Hi Robin,

Thanks, that is a good idea.




чт, 18 июл. 2024 г. в 21:27, Morten Brørup <mb@smartsharesystems.com>:
> From: Robin Jarry [mailto:rjarry@redhat.com]
>
> Hi folks,
>
> while working on IPv6 support for grout [1], I noticed that all DPDK
> IPv6 APIs used fixed sized arrays in the route lookup functions [2].
>
>  int rte_fib6_lookup_bulk(struct rte_fib6 *fib,
>                           uint8_t ips[][RTE_FIB6_IPV6_ADDR_SIZE],
>                           uint64_t *next_hops,
>                           int n);
>
> If I'm not mistaken, using sized arrays in function signatures is only
> for documentation purposes and does not result in any specific compiler
> checks. In the above example, the ips parameter is considered as a plain
> old `uint8_t **` pointer.
>
> Also, not having a dedicated type for IPv6 addresses requires obscure
> pointer arithmetic [3] and casting [4].
>
> I'd like to introduce a real IPv6 address structure that has the same
> alignment than a dumb `uint8_t *` pointer but has an union to ease
> casting and most importantly presents the whole thing as an explicit
> typed structure:
>
>     #define RTE_IPV6_ADDR_SIZE 16
>
>     struct rte_ipv6_addr {
>         union {
>             uint8_t u8[RTE_IPV6_ADDR_SIZE];
>             uint16_t u16[RTE_IPV6_ADDR_SIZE / sizeof(uint16_t)];
>             uint32_t u32[RTE_IPV6_ADDR_SIZE / sizeof(uint32_t)];
>             uint64_t u64[RTE_IPV6_ADDR_SIZE / sizeof(uint64_t)];
>         };
>     } __rte_packed __rte_aligned(1);
>
> This would require some breakage of the APIs but I think it would
> benefit code readability and maintainability in the long term.

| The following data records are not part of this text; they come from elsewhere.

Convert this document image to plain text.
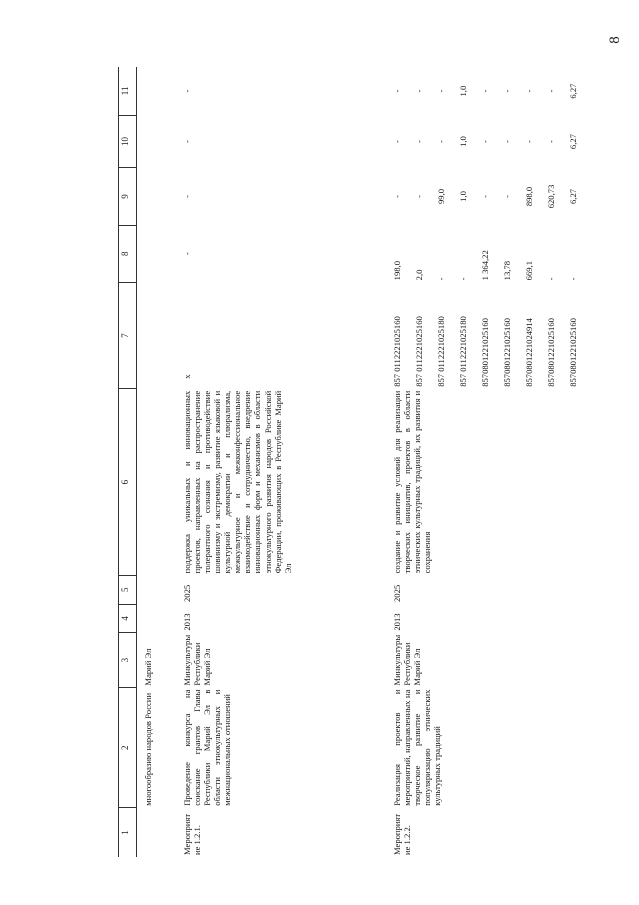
8
1	2	3	4	5	6	7	8	9	10	11
	многообразию народов России	Марий Эл								
Мероприятие 1.2.1.	Проведение конкурса на соискание грантов Главы Республики Марий Эл в области этнокультурных и межнациональных отношений	Минкультуры Республики Марий Эл	2013	2025	поддержка уникальных и инновационных проектов, направленных на распространение толерантного сознания и противодействие шовинизму и экстремизму, развитие языковой и культурной демократии и плюрализма, межкультурное и межконфессиональное взаимодействие и сотрудничество, внедрение инновационных форм и механизмов в области этнокультурного развития народов Российской Федерации, проживающих в Республике Марий Эл	x	-	-	-	-
Мероприятие 1.2.2.	Реализация проектов и мероприятий, направленных на творческое развитие и популяризацию этнических культурных традиций	Минкультуры Республики Марий Эл	2013	2025	создание и развитие условий для реализации творческих инициатив, проектов в области этнических культурных традиций, их развития и сохранения	857 0112221025160	198,0	-	-	-
						857 0112221025160	2,0	-	-	-
						857 0112221025180	-	99,0	-	-
						857 0112221025180	-	1,0	1,0	1,0
						8570801221025160	1 364,22	-	-	-
						8570801221025160	13,78	-	-	-
						8570801221024914	669,1	898,0	-	-
						8570801221025160	-	620,73	-	-
						8570801221025160	-	6,27	6,27	6,27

In short: Although I like the idea of a unified IPv6 address type very much, I'm not sure consensus can be reached about the optimal alignment of such a type.

The long version:

Please consider this proposal in a broader perspective.

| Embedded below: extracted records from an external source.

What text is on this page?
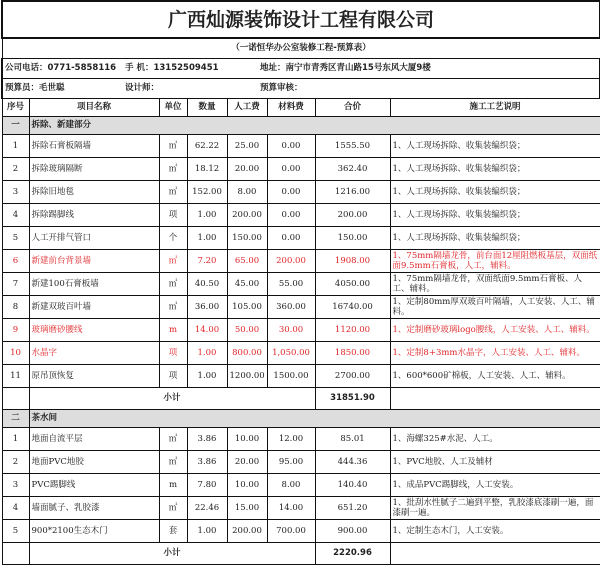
广西灿源装饰设计工程有限公司							
（一诺恒华办公室装修工程-预算表）							
公司电话：0771-5858116 手 机：13152509451 地址：南宁市青秀区青山路15号东风大厦9楼							
预算员：毛世聪 设计师： 预算审核：							
序号	项目名称	单位	数量	人工费	材料费	合价	施工工艺说明
一	拆除、新建部分						
1	拆除石膏板隔墙	㎡	62.22	25.00	0.00	1555.50	1、人工现场拆除、收集装编织袋；
2	拆除玻璃隔断	㎡	18.12	20.00	0.00	362.40	1、人工现场拆除、收集装编织袋；
3	拆除旧地毯	㎡	152.00	8.00	0.00	1216.00	1、人工现场拆除、收集装编织袋；
4	拆除踢脚线	项	1.00	200.00	0.00	200.00	1、人工现场拆除、收集装编织袋；
5	人工开排气管口	个	1.00	150.00	0.00	150.00	1、人工现场拆除、收集装编织袋；
6	新建前台背景墙	㎡	7.20	65.00	200.00	1908.00	1、75mm隔墙龙骨，前台面12厘阻燃板基层，双面纸面9.5mm石膏板，人工，辅料。
7	新建100石膏板墙	㎡	40.50	45.00	55.00	4050.00	1、75mm隔墙龙骨，双面纸面9.5mm石膏板、人工、辅料。
8	新建双玻百叶墙	㎡	36.00	105.00	360.00	16740.00	1、定制80mm厚双玻百叶隔墙，人工安装、人工、辅料。
9	玻璃磨砂腰线	m	14.00	50.00	30.00	1120.00	1、定制磨砂玻璃logo腰线，人工安装、人工、辅料。
10	水晶字	项	1.00	800.00	1,050.00	1850.00	1、定制8+3mm水晶字，人工安装、人工、辅料。
11	原吊顶恢复	项	1.00	1200.00	1500.00	2700.00	1、600*600矿棉板，人工安装、人工、辅料。
	小计					31851.90	
二	茶水间						
1	地面自流平层	㎡	3.86	10.00	12.00	85.01	1、海螺325#水泥、人工。
2	地面PVC地胶	㎡	3.86	20.00	95.00	444.36	1、PVC地胶、人工及辅材
3	PVC踢脚线	m	7.80	10.00	8.00	140.40	1、成品PVC踢脚线，人工安装。
4	墙面腻子、乳胶漆	㎡	22.46	15.00	14.00	651.20	1、批刮水性腻子二遍到平整，乳胶漆底漆刷一遍，面漆刷一遍。
5	900*2100生态木门	套	1.00	200.00	700.00	900.00	1、定制生态木门，人工安装。
	小计					2220.96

The IPv4 FIB lookup takes an uint32_t array, so the IPv4 address type here is 4 byte aligned: uint32_t *ips
Generally, uint32_t or rte_be32_t is used for IPv4 addresses, and both these types are 4 byte aligned. In other words: IPv4 addresses are considered 4 byte aligned by DPDK.

I don't think it is similarly simple for IPv6 addresses.

The alignment of IPv6 addresses may depend on how/where they are used, e.g.:
1. For the FIB library, it might be good for vector implementations to have the IPv6 addresses naturally aligned (i.e. 16 byte aligned), like the uint128_t/__int128/__m128i type (or the rte_xmm_t type [XMM]). Furthermore, a simple integer type (uint128_t equivalent) might be preferable in this API.

I think alignment should be 1 since in FIB6 users usually don't copy IPv6 address and just provide a pointer to the memory inside the packet. Current vector implementation loads IPv6 addresses using unaligned access (_mm512_loadu_si512) so it doesn't rely on alignment.
 
2. In the IPv6 packet header, the IPv6 addresses are not 16 byte aligned, they are 8 byte aligned. So we cannot make the IPv6 address type 16 byte aligned.
Not necessary, if Ethernet frame in mbuf starts on 8b aligned address, then IPv6 is aligned only by 2 bytes.


I fear that broadly dumbing down the IPv6 address type to always use 1 byte alignment could potentially introduce unwanted performance penalties (now or in the future). We didn't do it for IPv4 addresses, so let's not do it for IPv6 addresses.

Perhaps we could use the lowest "non-exotic" (considering the use of IPv6 addresses) alignment, which I would guess is 8 byte - as in the IPv6 packet header.
For reference, Ethernet addresses are defined as 2 byte aligned [ETH].

[XMM]: https://elixir.bootlin.com/dpdk/v24.03/source/lib/eal/x86/include/rte_vect.h#L42
[ETH]: https://elixir.bootlin.com/dpdk/v24.07-rc2/source/lib/net/rte_ether.h#L74

>
>  int rte_fib6_lookup_bulk(struct rte_fib6 *fib,
>                           const struct rte_ipv6_addr *ips,
>                           uint64_t *next_hops,
>                           int n);
>
> I already have a semi-working draft and am in the process of splitting
> the changes into small chunks to make them easier to review.
>
> https://github.com/DPDK/dpdk/compare/main...rjarry:dpdk:ipv6-address-
> rework
>
> Is that something that would be of interest? If yes, I would like to
> announce API breakage before the release of 24.07 so that the changes
> can be integrated into 24.11.
>
> Cheers!
>
> [1] https://github.com/rjarry/grout
> [2]
> https://doc.dpdk.org/api/rte__fib6_8h.html#a924678410ccb9551cda3e75d742a
> 11e3
> [3] https://git.dpdk.org/dpdk/tree/lib/fib/trie_avx512.c?h=v24.07-
> rc2#n340
> [4] https://git.dpdk.org/dpdk/tree/lib/hash/rte_thash.h?h=v24.07-
> rc2#n156
>
> --
> Robin



--
Regards,
Vladimir